The Kirker Spring Lecture in aid of Venice in Peril Fund

Jan Morris and Venice
'The Dream of It'

with
Sara Wheeler
Travel Writer and Biographer

Morris in Venice

Jan and Elizabeth Morris with their two eldest sons; Venice, 1959

Tuesday 12 May 2026

Tickets £35
Drinks Reception 6.30pm
Lecture 7.15-8.15pm

At Royal Geographical Society
1 Kensington Gore
London SW7 2AR

Jan Morris’s book Venice topped bestseller lists around the world when it burst onto a staid literary scene in 1960 and remains to this day one of the most inspired and best-loved accounts of the city. But in this talk, to coincide with the publication of Sara Wheeler’s official biography, we discover that the relationship between the celebrated travel writer and Venice was far more complex and profound than that one volume suggests.

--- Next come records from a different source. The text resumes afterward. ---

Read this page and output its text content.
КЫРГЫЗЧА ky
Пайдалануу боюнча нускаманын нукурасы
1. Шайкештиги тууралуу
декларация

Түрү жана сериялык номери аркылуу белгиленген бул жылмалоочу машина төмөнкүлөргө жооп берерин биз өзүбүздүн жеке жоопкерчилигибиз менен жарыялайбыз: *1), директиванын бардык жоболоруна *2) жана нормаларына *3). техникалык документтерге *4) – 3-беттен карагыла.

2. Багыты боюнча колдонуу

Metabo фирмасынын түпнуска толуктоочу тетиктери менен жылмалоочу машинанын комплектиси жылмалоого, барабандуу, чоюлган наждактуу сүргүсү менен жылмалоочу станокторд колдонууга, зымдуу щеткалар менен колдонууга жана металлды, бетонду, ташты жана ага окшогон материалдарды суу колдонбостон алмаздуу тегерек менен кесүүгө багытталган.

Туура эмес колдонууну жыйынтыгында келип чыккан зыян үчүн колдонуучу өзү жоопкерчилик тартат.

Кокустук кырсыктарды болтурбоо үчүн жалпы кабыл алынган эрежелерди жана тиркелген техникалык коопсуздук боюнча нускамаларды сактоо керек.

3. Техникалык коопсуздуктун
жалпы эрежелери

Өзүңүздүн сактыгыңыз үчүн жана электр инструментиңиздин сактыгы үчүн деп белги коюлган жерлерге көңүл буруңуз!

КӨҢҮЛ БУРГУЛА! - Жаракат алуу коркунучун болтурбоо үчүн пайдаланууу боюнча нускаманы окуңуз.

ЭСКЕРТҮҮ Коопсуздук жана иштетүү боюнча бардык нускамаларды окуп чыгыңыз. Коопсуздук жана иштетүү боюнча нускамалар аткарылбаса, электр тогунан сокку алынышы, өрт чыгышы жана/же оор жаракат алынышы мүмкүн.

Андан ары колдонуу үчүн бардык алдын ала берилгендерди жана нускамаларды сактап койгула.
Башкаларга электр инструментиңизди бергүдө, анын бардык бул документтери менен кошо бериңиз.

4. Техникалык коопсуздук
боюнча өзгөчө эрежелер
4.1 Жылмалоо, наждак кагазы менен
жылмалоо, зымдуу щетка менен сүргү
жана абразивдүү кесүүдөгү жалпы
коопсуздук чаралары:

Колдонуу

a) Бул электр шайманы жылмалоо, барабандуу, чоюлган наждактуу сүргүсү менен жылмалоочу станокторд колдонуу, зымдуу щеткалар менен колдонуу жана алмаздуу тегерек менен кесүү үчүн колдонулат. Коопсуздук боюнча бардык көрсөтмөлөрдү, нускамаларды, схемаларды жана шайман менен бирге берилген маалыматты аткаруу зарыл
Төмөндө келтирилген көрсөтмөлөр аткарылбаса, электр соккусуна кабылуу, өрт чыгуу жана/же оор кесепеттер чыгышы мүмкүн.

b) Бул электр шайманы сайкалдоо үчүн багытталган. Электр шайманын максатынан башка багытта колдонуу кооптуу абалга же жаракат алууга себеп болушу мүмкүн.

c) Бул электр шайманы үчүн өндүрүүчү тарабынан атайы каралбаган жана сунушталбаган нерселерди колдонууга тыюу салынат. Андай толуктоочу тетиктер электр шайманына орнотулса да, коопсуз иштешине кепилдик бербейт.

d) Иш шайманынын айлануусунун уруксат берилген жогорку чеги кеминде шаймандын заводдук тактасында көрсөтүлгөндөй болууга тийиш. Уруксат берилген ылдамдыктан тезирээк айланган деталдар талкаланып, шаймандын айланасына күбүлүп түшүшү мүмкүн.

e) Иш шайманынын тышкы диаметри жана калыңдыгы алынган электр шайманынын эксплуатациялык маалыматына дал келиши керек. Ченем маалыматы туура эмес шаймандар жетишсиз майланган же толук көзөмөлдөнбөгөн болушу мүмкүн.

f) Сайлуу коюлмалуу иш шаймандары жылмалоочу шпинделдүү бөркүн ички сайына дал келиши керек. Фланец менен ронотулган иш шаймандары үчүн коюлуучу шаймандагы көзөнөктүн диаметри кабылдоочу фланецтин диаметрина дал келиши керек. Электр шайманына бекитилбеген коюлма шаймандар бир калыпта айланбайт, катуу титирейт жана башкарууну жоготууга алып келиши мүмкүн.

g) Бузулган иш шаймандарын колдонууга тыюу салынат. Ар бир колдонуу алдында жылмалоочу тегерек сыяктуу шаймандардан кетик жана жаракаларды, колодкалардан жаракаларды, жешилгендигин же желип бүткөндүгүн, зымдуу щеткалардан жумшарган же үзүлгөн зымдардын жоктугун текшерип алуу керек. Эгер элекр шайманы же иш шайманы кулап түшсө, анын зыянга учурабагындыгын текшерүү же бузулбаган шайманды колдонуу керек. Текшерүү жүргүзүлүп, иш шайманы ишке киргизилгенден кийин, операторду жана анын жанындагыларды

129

Morris had pulled into a desolate Serenissima on a troop train in 1946, a gauche, nineteen-year -old Cavalry lieutenant who had to be pushed into a smoky Harry’s Bar by his comrades. Seven decades later, on the last of many glorious visits, the patron of Harry’s crowned his customer as one of the ‘Immortals’. Venice had changed, of course. But so had Morris.

For this year’s Kirker Spring Lecture in aid of Venice in Peril Fund Sara Wheeler, herself a pioneering travel writer, shines a light on Morris and the city that enthralled her. Drawing on personal correspondence and family archives, some of her material will surprise, but it will also show that Venice was never far from Morris’s imagination. Everything, she said flowed from ’the dream of it’. 

Sara Wheeler’s biography, Jan Morris: A Life, will be published by Faber on 9 April 2026 and signed copies will be available to buy at this event. 

Sara Wheeler is an award-winning and internationally bestselling travel writer and biographer, and a regular broadcaster on BBC Radio; like Morris, she has spent half her working life on the road. Her eleven books include Terra Incognita: Travels in Antarctica and Cherry: A Life of Apsley Cherry-Garrard. Her book Jan Morris: A Life is published by Faber in April. Paul Theroux describes it as ‘wonderful’ and Sir Simon Jenkins as ‘masterly’. She is a Fellow of the Royal Society of Literature and a contributing editor of the Literary Review.

 

All proceeds from this event will go directly towards the vital conservation work of Venice in Peril Fund.

Standard tickets are non-refundable, but you will receive a lecture recording after the event.